J Clin Psychol. 2025 Nov 7. doi: 10.1002/jclp.70063. Online ahead of print.
ABSTRACT
OBJECTIVE: Transdiagnostic psychotherapies offer potential advantages to traditional, disorder-specific approaches, including coverage of comorbidity, dissemination and implementation, and patient access. Although initial investigations testing the efficacy and capability to be disseminated exist, very few studies have tested these interventions within group settings.
METHODS: The present study involved a randomized clinical trial of Group Transdiagnostic Behavior Therapy (G-TBT) and matching group disorder-specific therapies (G-DST) in 243 veterans with major depressive disorder (MDD) and posttraumatic stress disorder (PTSD). Clinical symptom outcomes, patient satisfaction and participation, and access in terms of days between intake and the initiation of treatment were examined. G-DSTs were Cognitive Behavioral Therapy for Depression and Cognitive Processing Therapy for PTSD. Groups were initiated as soon as at least 6 participants were assigned.

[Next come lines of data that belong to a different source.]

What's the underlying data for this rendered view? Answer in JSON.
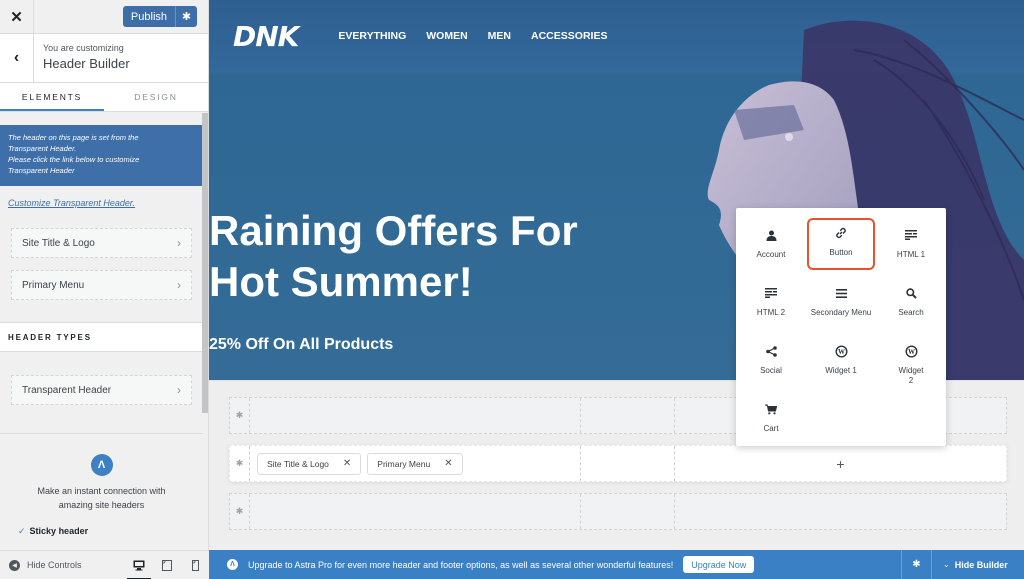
{
  "sidebar": {
    "close_icon": "close-icon",
    "publish_label": "Publish",
    "customizing_label": "You are customizing",
    "section_title": "Header Builder",
    "tabs": [
      {
        "label": "ELEMENTS",
        "active": true
      },
      {
        "label": "DESIGN",
        "active": false
      }
    ],
    "notice": {
      "line1": "The header on this page is set from the",
      "line2": "Transparent Header.",
      "line3": "Please click the link below to customize",
      "line4": "Transparent Header"
    },
    "customize_link": "Customize Transparent Header.",
    "items": [
      {
        "label": "Site Title & Logo"
      },
      {
        "label": "Primary Menu"
      }
    ],
    "header_types_title": "HEADER TYPES",
    "header_types": [
      {
        "label": "Transparent Header"
      }
    ],
    "promo": {
      "text_line1": "Make an instant connection with",
      "text_line2": "amazing site headers",
      "check": "Sticky header"
    },
    "footer": {
      "hide_controls": "Hide Controls",
      "devices": [
        "desktop",
        "tablet",
        "mobile"
      ],
      "active_device": "desktop"
    }
  },
  "site": {
    "logo": "DNK",
    "nav": [
      "EVERYTHING",
      "WOMEN",
      "MEN",
      "ACCESSORIES"
    ],
    "hero_title_line1": "Raining Offers For",
    "hero_title_line2": "Hot Summer!",
    "hero_subtitle": "25% Off On All Products"
  },
  "builder": {
    "rows": [
      {
        "type": "above",
        "chips": []
      },
      {
        "type": "primary",
        "chips": [
          "Site Title & Logo",
          "Primary Menu"
        ]
      },
      {
        "type": "below",
        "chips": []
      }
    ],
    "add_symbol": "+"
  },
  "element_picker": {
    "items": [
      {
        "label": "Account",
        "icon": "account-icon",
        "highlighted": false
      },
      {
        "label": "Button",
        "icon": "link-icon",
        "highlighted": true
      },
      {
        "label": "HTML 1",
        "icon": "html-icon",
        "highlighted": false
      },
      {
        "label": "HTML 2",
        "icon": "html-icon",
        "highlighted": false
      },
      {
        "label": "Secondary Menu",
        "icon": "menu-icon",
        "highlighted": false
      },
      {
        "label": "Search",
        "icon": "search-icon",
        "highlighted": false
      },
      {
        "label": "Social",
        "icon": "share-icon",
        "highlighted": false
      },
      {
        "label": "Widget 1",
        "icon": "wordpress-icon",
        "highlighted": false
      },
      {
        "label": "Widget 2",
        "icon": "wordpress-icon",
        "highlighted": false
      },
      {
        "label": "Cart",
        "icon": "cart-icon",
        "highlighted": false
      }
    ],
    "highlight_color": "#e4532e"
  },
  "upgrade_bar": {
    "text": "Upgrade to Astra Pro for even more header and footer options, as well as several other wonderful features!",
    "button": "Upgrade Now",
    "hide_builder": "Hide Builder"
  },
  "colors": {
    "primary": "#3d6ea8",
    "bar_blue": "#3a80c4",
    "hero_blue": "#33689a"
  }
}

RESULTS: As expected, clinical outcomes for MDD and PTSD symptoms were consistently reduced in G-TBT within principal diagnostic groups, as well as associated symptoms and functional impairment. These outcomes were generally consistent with outcomes in the G-DSTs. While therapy satisfaction was similar across groups, significantly faster group assignment and less attrition were observed in G-TBT compared to G-DSTs.
CONCLUSIONS: Together, the present findings provide support for the efficacy of G-TBT and with comparable effects to well-established G-DSTs for MDD and PTSD, but with potentially improved access to care via transdiagnostic assignment compared to tradition disorder-specific assignment for group therapies.